By David Lester with Marcus Rediker and Paul Buhle. Beacon Press, 2021. 100 pages. $15/paperback; $11.99/eBook.
Abolitionist Quaker Benjamin Lay gained well-deserved attention in recent years as an unconventional hero amongst both Quakers and non-Quakers. Controversial in his own time, a vital radical precursor to better-known Friends Anthony Benezet and John Woolman, and left out of both popular and academic histories and analyses of the Quakers and slavery for decades, awareness of Lay was reborn through Marcus Rediker’s well-received biography published in 2017. (See Larry Ingle’s review in September 2017 Friends Journal.) While many read the full-length biography, more learned of Lay through publicity surrounding the book, including Rediker’s feature article in the September 2017 issue of Smithsonian Magazine. This latest publication further expands opportunities to learn and absorb the story of radical abolitionist Benjamin Lay in a new format.
Paul Buhle writes at the end of the book that artist David Lester observed that “purely visual pages slow down the action and focus the reader’s thoughts.” The stirring story of Benjamin Lay’s unconventional life, filled with visceral actions against slavery and other injustices, lends itself very well to a visual format. Lay’s life was a testimony to speaking truth to power from the bottom up with actions best described as guerilla theater. Relating his story through graphic interpretation seems an especially appropriate choice to bring readers more fully into a sensory experience. This is no simple comic strip; it is an artistic work that presents traumatic real events. It portrays a social justice warrior engaged in the Lamb’s War, a classic tale of a hero struggling to fulfill his mission. The text from Rediker’s academic biography is translated by artist David Lester to re-engage readers on another level.
For those new to Lay, the basic story is all there in the graphic interpretation. Additionally, there is a one-page postscript briefly presenting context for Lay’s legacy.

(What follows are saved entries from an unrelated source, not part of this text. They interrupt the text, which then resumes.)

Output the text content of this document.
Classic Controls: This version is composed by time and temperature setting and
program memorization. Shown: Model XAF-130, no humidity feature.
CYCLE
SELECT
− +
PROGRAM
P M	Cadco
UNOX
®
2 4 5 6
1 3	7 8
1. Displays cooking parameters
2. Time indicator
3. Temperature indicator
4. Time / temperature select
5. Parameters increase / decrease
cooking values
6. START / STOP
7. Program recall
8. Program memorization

Marcus Rediker’s four-page afterword, “Why We Need Benjamin Lay,” reasserts key points, and presents reflections to further ground the reader in the story’s significance. The book concludes with Buhle’s essay “Comic Art and the Artist,” giving insights into the artist’s choices and the graphic storytelling form.
In Rediker’s 2017 biography, much of the last chapter explores the 1758 William Williams-Benjamin West portrait of Lay and later engravings based upon it. This includes Lay’s noteworthy physical form as a dwarf and hunchback, attributes that were used against him to imply he was unfit both mentally and physically. The black and white roughness of the illustrations is compelling and appropriate to convey the depth and struggle lived by a radical, simple-living vegetarian abolitionist.

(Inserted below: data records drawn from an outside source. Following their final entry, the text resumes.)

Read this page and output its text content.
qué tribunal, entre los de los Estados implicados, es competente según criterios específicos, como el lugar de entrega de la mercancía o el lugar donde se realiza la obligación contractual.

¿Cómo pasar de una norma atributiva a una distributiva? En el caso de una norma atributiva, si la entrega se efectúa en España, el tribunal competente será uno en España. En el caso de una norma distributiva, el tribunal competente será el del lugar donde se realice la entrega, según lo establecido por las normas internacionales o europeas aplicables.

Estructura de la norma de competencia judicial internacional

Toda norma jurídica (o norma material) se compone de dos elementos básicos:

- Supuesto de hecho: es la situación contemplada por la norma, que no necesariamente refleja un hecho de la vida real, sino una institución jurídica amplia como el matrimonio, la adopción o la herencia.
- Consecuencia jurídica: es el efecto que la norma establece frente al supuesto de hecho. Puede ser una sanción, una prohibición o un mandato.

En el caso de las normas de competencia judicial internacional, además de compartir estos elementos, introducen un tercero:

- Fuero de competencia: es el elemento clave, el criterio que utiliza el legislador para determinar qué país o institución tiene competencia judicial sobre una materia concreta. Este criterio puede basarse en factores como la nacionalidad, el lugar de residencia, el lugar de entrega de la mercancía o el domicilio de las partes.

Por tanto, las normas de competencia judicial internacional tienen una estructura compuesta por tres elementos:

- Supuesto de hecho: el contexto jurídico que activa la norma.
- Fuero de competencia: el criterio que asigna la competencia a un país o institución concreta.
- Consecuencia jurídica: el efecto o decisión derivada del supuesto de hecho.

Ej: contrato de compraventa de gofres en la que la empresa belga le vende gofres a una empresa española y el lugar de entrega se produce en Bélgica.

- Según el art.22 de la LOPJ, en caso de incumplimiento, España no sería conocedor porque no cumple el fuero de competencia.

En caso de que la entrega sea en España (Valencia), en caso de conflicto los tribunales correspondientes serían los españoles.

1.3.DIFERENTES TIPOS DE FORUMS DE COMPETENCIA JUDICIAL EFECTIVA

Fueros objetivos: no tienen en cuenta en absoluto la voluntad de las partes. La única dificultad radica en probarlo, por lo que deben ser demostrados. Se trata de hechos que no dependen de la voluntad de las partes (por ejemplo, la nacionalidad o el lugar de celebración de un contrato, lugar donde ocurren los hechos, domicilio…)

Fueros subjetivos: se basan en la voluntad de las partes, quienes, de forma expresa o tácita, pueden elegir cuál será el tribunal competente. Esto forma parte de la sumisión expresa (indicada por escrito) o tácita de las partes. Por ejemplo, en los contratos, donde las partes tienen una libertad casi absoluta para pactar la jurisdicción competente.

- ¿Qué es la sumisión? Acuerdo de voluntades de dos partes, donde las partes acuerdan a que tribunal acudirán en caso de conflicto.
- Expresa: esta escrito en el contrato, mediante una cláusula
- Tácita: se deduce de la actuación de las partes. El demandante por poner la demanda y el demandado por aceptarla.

Rather than limiting the reader to a single illustration or angle, the artistry of this latest interpretation relays the entire story to show the many emotions and travails of an eighteenth-century Quaker prophet.
Gwen Gosney Erickson is a member of Friendship Meeting in Greensboro, N.C., and Quaker archivist at Guilford College where she currently serves as co-chair of the Curry-Coffin Commission on Slavery, Race, and Recognition.